The property we are privileged to shepherd for a time is part of what used to be a much larger ranch encompassing much of the southwest portion of the Gallatin Valley. We have managed to reconnect about 32-acres of the old Plum Ranch, a very small amount by Montana standards, and have left it pretty much as we found it, save for some improvement of the pond fishery that is on the property. The land covers one of two channels of the Gallatin River, which provides tremendous fishing for wild trout. Also on the property is a pond, which is filled via a natural spring of substantial flow. The head of the spring was a gathering point for Nez Perce tribe members in centuries past, and one can find an occasional arrowhead or other trace artifact near it. Even today, we are occasionally visited by members of the tribe, who request and are granted permission to use our land by the river to build a tradiional sweat lodge.
The small farm house was built around 1911 and served as the main family outpost on the larger property for nearly 80 years, before the ranch was subdivided.
To the south is the gateway to the rugged Gallatin Canyon, Big Sky ski destination resort and the entrance to Ted Turner's 112,000 acres of marvelous wilderness, which bridges the Gallatin and Madison River basins.
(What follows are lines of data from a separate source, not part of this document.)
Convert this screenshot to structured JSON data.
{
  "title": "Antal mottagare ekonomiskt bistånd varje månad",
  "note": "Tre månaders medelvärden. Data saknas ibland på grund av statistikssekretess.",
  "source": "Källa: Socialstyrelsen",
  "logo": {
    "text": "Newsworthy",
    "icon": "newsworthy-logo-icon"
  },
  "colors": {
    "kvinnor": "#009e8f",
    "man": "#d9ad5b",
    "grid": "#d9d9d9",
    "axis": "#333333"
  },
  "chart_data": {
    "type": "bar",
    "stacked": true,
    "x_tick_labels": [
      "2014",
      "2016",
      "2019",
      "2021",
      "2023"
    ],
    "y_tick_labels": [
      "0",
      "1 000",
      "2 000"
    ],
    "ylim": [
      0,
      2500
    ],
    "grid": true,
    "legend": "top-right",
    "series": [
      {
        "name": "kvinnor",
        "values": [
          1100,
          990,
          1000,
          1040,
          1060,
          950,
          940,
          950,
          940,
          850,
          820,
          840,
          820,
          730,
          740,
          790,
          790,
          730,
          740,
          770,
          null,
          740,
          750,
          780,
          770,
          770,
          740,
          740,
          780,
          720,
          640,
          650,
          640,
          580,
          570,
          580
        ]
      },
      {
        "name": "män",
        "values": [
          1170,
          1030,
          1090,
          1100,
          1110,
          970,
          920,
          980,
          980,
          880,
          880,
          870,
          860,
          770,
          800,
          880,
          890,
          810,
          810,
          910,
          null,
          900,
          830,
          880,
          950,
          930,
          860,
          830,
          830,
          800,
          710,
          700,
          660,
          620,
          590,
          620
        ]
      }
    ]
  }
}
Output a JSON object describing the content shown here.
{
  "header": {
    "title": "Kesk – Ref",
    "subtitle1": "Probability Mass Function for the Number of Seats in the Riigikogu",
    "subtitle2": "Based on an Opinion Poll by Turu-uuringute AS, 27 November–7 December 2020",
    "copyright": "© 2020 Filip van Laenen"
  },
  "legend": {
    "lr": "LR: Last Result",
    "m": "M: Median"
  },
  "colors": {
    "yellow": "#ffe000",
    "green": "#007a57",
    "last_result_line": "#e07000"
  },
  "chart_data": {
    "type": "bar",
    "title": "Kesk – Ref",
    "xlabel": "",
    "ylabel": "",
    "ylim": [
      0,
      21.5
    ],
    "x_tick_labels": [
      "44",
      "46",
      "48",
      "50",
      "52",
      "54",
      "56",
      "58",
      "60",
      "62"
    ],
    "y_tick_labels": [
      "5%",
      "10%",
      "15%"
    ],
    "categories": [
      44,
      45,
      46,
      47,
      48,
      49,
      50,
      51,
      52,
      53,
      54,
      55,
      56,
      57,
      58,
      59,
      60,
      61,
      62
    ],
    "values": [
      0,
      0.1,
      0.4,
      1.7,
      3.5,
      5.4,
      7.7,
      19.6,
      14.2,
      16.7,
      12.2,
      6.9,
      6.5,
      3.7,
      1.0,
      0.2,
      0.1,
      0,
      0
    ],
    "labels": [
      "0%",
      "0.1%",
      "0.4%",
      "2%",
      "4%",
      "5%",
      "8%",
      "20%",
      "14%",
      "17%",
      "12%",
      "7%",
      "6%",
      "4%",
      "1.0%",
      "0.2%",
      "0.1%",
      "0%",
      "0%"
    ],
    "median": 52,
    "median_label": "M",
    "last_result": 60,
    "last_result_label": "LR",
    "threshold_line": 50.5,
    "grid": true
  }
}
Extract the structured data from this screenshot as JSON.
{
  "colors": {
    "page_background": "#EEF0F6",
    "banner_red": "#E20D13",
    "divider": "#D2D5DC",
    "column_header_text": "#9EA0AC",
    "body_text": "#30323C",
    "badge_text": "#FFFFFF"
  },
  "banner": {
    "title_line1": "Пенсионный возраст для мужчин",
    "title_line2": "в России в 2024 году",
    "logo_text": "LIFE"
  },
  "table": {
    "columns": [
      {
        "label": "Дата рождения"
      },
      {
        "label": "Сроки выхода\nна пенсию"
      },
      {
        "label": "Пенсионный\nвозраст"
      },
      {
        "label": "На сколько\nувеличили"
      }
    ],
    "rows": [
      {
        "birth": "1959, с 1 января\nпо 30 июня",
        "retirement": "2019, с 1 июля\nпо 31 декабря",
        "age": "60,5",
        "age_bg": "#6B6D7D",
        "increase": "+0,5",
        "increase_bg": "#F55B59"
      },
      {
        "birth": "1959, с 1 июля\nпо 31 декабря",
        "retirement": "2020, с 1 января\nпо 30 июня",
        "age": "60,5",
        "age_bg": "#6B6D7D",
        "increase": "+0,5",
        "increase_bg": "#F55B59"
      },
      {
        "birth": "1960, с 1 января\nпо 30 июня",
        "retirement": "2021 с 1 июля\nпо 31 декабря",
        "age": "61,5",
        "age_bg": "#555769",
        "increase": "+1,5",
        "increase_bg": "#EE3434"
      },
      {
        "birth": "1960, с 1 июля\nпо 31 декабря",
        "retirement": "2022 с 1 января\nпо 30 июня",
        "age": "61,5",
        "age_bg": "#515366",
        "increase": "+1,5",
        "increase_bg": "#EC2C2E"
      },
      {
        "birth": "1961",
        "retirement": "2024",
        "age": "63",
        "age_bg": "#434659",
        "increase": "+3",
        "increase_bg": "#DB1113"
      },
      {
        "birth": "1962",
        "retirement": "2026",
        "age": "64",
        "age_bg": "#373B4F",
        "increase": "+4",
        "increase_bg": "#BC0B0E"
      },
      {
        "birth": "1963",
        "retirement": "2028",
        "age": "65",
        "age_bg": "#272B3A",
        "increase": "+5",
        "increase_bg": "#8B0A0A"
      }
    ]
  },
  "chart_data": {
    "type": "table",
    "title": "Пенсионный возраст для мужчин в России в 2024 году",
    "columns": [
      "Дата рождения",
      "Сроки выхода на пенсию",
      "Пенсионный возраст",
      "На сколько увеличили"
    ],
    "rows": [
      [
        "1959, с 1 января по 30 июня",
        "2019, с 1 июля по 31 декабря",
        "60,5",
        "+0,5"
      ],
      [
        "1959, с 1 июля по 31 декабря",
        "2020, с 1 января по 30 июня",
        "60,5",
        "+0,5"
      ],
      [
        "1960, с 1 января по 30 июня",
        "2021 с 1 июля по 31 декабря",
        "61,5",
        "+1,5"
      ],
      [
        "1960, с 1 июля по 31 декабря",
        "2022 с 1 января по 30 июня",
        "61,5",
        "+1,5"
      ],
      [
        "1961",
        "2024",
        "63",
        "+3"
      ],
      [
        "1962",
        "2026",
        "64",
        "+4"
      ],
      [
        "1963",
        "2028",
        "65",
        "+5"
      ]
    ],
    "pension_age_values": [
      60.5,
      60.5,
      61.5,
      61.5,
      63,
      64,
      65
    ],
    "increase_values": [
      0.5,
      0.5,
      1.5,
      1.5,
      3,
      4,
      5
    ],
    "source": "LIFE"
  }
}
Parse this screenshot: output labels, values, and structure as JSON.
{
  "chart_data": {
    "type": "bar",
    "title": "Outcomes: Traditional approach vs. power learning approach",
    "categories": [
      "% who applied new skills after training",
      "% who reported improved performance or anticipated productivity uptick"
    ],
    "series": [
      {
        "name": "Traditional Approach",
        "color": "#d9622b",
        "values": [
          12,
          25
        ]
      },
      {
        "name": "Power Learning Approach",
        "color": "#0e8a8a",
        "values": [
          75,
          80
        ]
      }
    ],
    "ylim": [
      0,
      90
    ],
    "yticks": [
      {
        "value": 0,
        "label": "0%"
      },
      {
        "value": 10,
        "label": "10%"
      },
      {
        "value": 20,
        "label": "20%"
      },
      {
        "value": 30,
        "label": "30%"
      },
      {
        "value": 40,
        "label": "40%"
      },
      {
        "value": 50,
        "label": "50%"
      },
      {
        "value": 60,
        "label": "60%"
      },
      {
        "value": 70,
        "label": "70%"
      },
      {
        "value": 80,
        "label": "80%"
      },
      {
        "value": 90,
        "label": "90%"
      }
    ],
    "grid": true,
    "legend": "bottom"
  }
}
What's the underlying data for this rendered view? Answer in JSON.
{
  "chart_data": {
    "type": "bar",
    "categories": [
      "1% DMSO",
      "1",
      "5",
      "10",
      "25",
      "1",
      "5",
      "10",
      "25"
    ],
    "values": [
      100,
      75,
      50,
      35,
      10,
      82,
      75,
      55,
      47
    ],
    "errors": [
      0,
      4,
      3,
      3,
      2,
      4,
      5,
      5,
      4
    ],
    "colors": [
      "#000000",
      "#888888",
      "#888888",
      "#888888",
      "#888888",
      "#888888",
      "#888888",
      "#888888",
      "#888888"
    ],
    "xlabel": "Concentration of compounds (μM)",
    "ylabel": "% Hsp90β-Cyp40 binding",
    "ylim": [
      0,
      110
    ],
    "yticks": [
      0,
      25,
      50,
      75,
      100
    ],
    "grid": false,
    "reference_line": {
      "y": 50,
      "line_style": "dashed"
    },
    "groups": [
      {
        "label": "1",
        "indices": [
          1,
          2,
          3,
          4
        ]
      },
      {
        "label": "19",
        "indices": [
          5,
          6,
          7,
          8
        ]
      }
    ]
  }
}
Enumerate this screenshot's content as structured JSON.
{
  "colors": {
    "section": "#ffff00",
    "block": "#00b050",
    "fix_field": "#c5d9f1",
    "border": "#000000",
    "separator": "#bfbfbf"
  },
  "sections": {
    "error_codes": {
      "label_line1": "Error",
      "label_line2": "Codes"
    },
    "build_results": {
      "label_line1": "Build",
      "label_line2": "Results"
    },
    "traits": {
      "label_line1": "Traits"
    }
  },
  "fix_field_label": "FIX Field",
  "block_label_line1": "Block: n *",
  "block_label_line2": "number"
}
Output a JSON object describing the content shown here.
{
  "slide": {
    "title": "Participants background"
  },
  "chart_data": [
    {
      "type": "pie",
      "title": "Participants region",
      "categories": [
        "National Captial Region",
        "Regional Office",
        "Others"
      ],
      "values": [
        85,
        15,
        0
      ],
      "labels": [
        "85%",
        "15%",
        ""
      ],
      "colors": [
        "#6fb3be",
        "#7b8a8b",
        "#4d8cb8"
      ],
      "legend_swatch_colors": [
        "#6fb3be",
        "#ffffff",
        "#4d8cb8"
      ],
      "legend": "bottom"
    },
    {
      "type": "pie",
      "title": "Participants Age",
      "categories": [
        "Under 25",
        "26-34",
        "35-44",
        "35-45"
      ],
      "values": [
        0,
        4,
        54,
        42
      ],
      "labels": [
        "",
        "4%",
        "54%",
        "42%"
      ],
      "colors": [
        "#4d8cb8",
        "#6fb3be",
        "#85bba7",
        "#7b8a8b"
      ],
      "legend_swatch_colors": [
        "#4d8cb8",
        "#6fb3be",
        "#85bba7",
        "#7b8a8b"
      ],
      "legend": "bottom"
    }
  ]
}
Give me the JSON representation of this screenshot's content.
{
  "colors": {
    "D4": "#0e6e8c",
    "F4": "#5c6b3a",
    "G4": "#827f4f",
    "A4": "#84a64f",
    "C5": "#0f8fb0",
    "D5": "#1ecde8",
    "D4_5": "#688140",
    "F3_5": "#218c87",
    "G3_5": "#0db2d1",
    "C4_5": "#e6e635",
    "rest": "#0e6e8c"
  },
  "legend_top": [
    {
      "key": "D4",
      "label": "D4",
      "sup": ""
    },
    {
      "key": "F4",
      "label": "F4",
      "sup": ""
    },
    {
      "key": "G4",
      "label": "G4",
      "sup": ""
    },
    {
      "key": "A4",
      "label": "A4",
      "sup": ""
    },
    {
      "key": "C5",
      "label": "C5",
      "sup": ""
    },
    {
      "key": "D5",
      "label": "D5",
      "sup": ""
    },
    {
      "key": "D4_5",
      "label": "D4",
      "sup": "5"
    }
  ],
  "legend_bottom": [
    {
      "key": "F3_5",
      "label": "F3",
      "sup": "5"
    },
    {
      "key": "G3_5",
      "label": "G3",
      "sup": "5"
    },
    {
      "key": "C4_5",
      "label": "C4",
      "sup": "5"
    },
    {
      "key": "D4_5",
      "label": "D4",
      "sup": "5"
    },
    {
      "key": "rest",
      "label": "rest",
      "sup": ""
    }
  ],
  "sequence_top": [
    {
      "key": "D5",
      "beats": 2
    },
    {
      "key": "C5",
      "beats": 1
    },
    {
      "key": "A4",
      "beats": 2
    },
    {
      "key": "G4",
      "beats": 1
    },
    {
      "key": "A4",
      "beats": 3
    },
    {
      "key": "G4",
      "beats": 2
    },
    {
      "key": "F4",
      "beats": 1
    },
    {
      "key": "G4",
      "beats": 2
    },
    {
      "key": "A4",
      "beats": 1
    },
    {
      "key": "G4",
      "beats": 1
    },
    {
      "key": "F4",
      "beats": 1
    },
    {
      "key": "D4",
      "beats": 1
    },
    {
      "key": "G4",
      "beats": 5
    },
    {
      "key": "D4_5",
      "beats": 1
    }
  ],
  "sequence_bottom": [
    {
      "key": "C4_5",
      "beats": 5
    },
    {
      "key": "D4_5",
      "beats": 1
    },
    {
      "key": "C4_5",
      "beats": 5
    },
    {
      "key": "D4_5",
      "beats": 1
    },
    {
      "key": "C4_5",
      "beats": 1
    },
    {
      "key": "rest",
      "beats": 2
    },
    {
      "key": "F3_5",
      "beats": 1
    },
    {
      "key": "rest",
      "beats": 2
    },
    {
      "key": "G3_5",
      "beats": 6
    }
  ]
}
He raises about 2500 bison and provides a home for most of the wild animals listed above. Last time we visited his property for a few hours, we spotted to bears, including one bright red cinammon bear. West of us is the lower, northern part of the Madison range, leading to the Madison River, one of the world's most reknown trout fisheries. Just to the east of the Gallatin Valley is Paradise valley, the defining terrain of the Yellowstone River, the longest undamned river in the United States. Finally, north of us the valley terminates into the Bridger Mountains, named for the explorer Jim Bridger Through a small opening in the mountains to the northwest the Gallatin River joins the Madison River and the Jefferson River to form the Missouri RIver at Three Forks.